Singles used to say to their partner, "I need some space" when they wanted to break up. Now, they say it when they move in together.
In times gone by, Granny and Gramps wanted a home to be cozy, simple, and easy to navigate on the interior, with an acre of land for grass, garden, and a downwind outhouse. Kitchens were small, yet bountiful family meals were made from scratch and served with love. Closets were tight, so armoires and cedar chests filled the bedroom to capacity if someone was a clothes horse. Still, couples found a way to procreate ten kids under a simple quilt, while building the modern society we know today.
So, how did we become so distant in our most intimate surroundings? Now a "man cave" is a must-have; large, open floor plans are preferred for conversations with friends, and a master en suite bathroom without double walk-in closets can be a deal-breaker.

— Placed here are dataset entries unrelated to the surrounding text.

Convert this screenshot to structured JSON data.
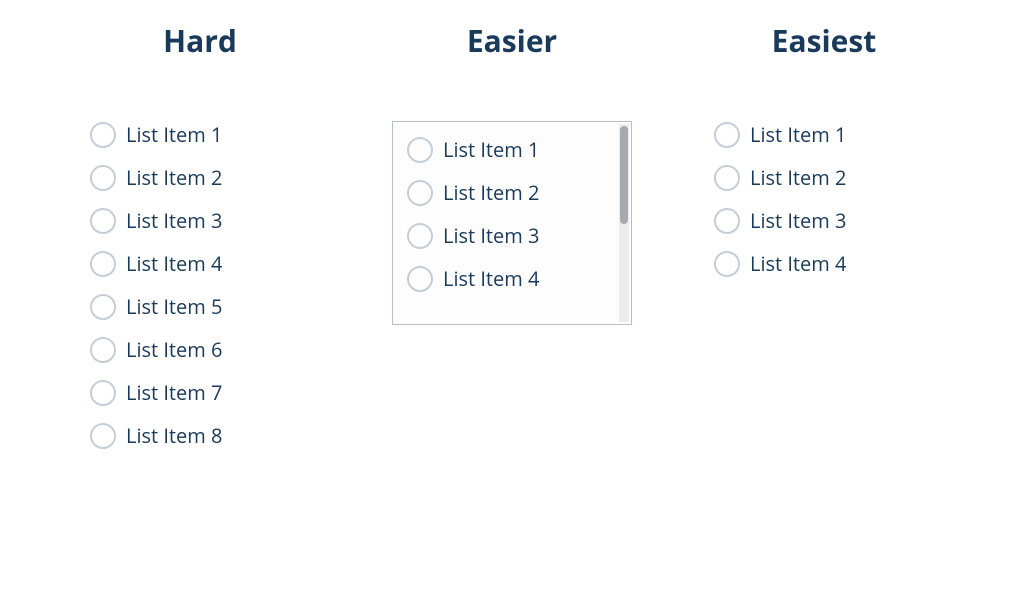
{
  "columns": {
    "hard": {
      "heading": "Hard",
      "items": [
        "List Item 1",
        "List Item 2",
        "List Item 3",
        "List Item 4",
        "List Item 5",
        "List Item 6",
        "List Item 7",
        "List Item 8"
      ]
    },
    "easier": {
      "heading": "Easier",
      "items": [
        "List Item 1",
        "List Item 2",
        "List Item 3",
        "List Item 4"
      ]
    },
    "easiest": {
      "heading": "Easiest",
      "items": [
        "List Item 1",
        "List Item 2",
        "List Item 3",
        "List Item 4"
      ]
    }
  }
}
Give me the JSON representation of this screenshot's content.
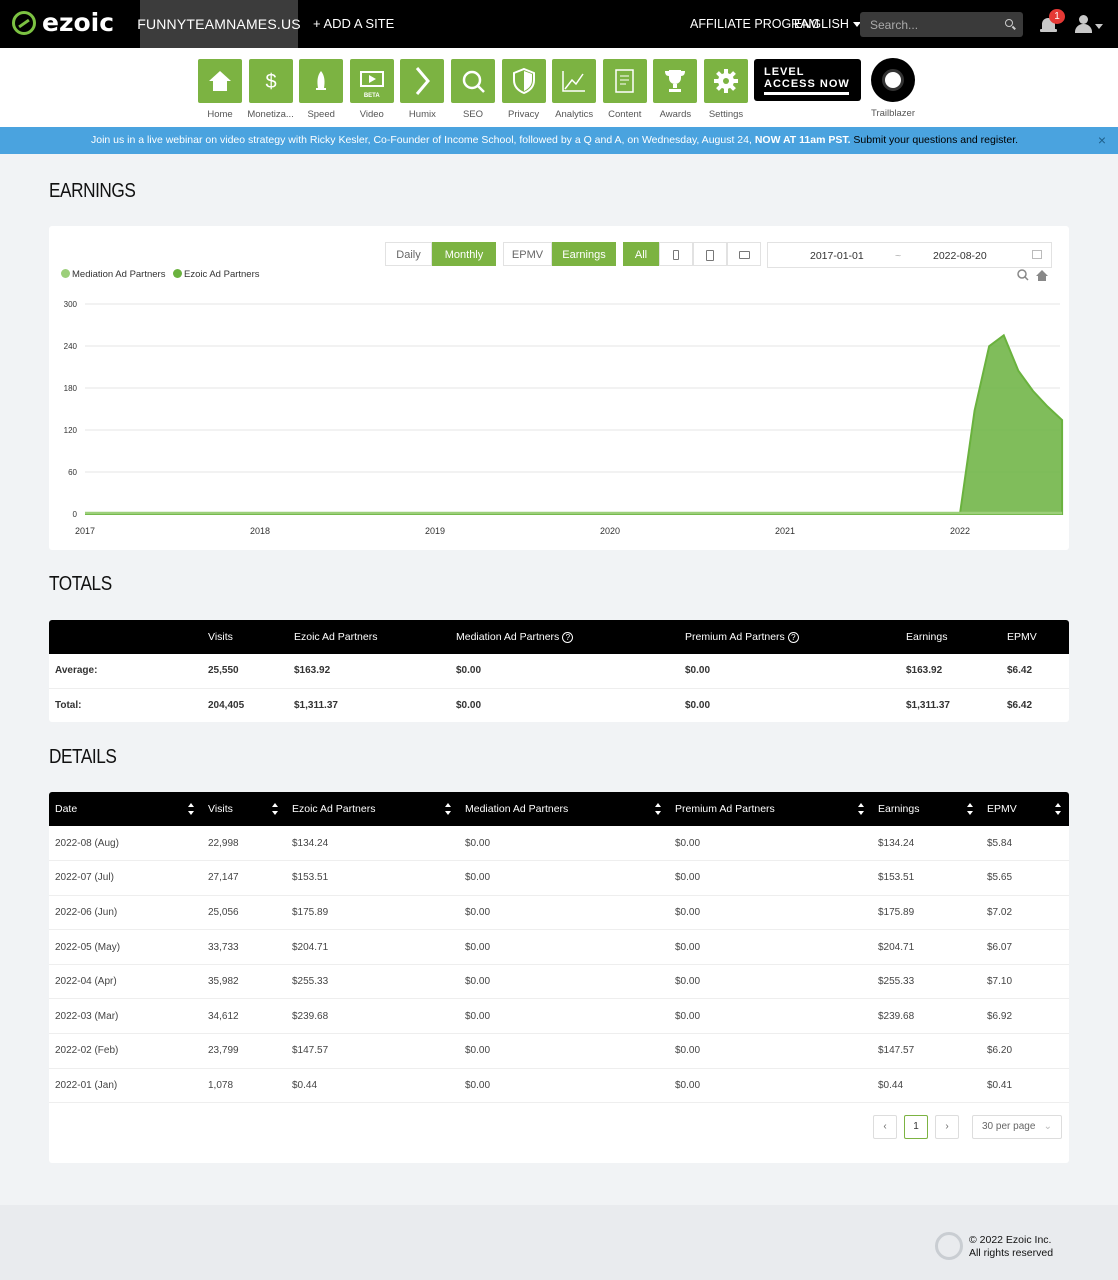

We seem to want as much separation as possible from others, under one roof.
How is it, then, that we enjoy spas, inns, yachts, and similarly small spaces for romance, fun, and a connection with a special someone when dating? Do we accept someone into our domicile as long as they'll agree to separate sinks? If your home is your castle, does it literally need to be a castle to keep two people comfortable, long-term?
Perhaps it's a sign of the tide shifting away from marriage, in general. Couples want a commitment with love and affection and support, but it feels less risky when their love nest is feathered with freedom, and individual needs are kept whole, rather than compromised. But, that's cohabitating, not truly living... together.